What if Microsoft had become Micro and Soft?

It has been over 7 years since Judge Jackson issued his order for Microsoft to be broken up into an applications and a operating system business. Due to various complications, that never came to pass. But what if it had? What would the computer world look like today?

The break-up idea was designed to force Microsoft to develop applications that would run on platforms other than Windows. In the process, Windows would have to compete more aggressively to convince consumers and businesses that it was the operating system of choice. This competition might have taken a little time to start but within a few years, we would likely have seen some opening up of the platform.

Now it’s a mugs game to speculate on what all this would have meant but let me give it a go. First, let’s consider the operating system market. Windows competes with Apple’s OS X and Linux. The applications part of Microsoft would have moved more rapidly to universalise its applications for those systems; boosting their share of the market. But it would also have moved more rapidly to be system independent — say for a browser-based suite. Google may not have been first to that market. All this adds up to healthy prospects for the applications business of Microsoft; perhaps a better position than they currently enjoy there.
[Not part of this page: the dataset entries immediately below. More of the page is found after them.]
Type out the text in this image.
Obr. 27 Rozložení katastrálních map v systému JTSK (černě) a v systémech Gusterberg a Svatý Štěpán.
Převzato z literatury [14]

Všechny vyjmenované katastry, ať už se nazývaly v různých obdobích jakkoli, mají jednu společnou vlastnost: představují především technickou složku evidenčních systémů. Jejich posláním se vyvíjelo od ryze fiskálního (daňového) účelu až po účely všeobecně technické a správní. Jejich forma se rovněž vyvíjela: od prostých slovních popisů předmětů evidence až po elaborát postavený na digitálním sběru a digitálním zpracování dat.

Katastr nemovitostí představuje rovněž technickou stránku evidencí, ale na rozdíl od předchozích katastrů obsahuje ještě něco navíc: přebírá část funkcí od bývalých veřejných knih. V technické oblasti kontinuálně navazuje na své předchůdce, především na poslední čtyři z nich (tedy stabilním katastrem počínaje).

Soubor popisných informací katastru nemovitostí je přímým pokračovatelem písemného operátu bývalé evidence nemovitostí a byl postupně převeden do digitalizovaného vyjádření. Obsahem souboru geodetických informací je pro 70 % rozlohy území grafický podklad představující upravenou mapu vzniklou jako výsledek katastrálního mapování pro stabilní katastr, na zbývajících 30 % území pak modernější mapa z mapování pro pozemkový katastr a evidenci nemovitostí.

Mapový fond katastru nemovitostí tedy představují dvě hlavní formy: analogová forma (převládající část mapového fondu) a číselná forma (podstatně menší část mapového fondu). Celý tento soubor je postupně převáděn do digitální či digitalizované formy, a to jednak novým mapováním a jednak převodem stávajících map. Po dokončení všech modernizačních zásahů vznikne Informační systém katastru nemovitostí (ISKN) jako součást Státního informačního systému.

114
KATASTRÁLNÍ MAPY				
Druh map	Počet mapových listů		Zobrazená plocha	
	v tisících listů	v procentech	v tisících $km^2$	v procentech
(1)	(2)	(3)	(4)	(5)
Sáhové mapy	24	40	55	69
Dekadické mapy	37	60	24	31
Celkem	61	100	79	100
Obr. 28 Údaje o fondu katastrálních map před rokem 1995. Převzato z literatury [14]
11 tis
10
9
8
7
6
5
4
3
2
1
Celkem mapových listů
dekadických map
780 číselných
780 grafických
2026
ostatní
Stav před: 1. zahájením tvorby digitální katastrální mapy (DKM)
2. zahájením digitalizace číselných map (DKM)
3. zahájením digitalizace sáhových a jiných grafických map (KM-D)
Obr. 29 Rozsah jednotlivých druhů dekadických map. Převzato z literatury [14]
But that boost to other operating systems may not have lasted long. They enjoy the position they do today because of the weakness of Windows. If Windows was forced to become more stable, innovative and complete they would face much more competition. Indeed, one could imagine that the prospects for an open source operating system such as Linux may be dim today.

What of the applications market? Well, now Microsoft would also have to make its operating system easier for developers to write for it. That would have allowed entry there and lower the price of Microsoft applications such as office and also its business software too. So we would have better quality and a greater variety of applications. What is more, incentives to build market share would have improved inter-operability and so users could switch between application more easily.
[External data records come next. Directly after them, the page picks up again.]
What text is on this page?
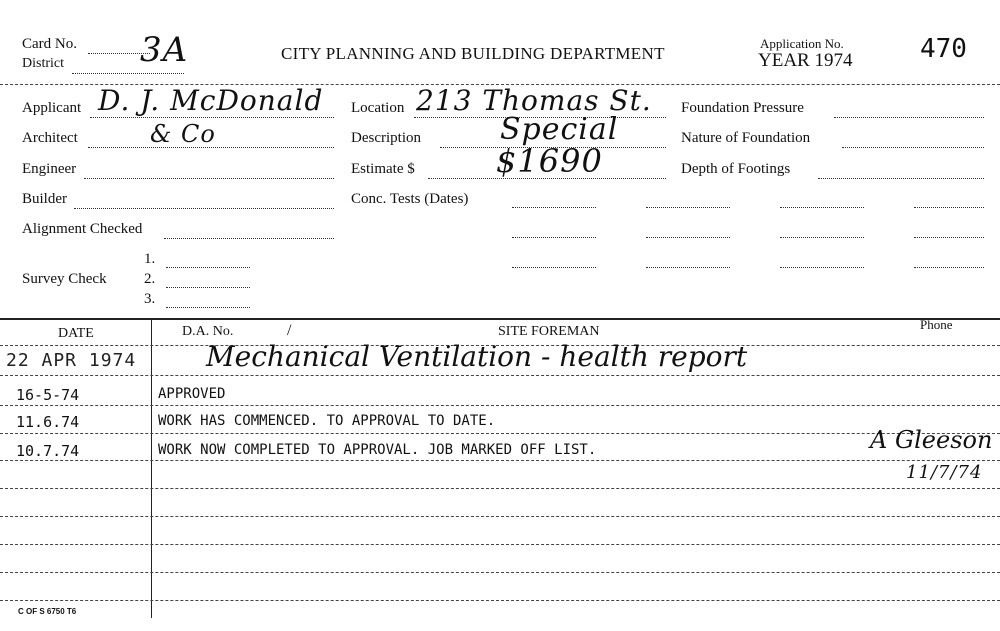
Card No.
District 3A	CITY PLANNING AND BUILDING DEPARTMENT
Application No.
YEAR 1974	470
Applicant D. J. McDonald
Architect	& Co
Engineer
Builder
Alignment Checked
Survey Check
1.
2.
3.
Location 213 Thomas St.
Description	Special
Estimate $	$1690
Conc. Tests (Dates)
Foundation Pressure
Nature of Foundation
Depth of Footings
DATE	D.A. No.	/	SITE FOREMAN	Phone
22 APR 1974 Mechanical Ventilation - health report
16-5-74	APPROVED
11.6.74	WORK HAS COMMENCED. TO APPROVAL TO DATE.
10.7.74	WORK NOW COMPLETED TO APPROVAL. JOB MARKED OFF LIST.	A Gleeson
11/7/74
C OF S 6750 T6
In the new world, it seems to me that the big loser from all this would have been Apple — facing a rival that wasn’t driving customers away through complacency — and the big winner would be Intel — boosting all of its sales because software issues were being resolved more readily. And for consumers, apart from some lower prices, at least for software, and some reduced overall frustrations, would much have really changed? I don’t know but as I contemplate my laptop woes this week, I still long for the opportunity to have found out.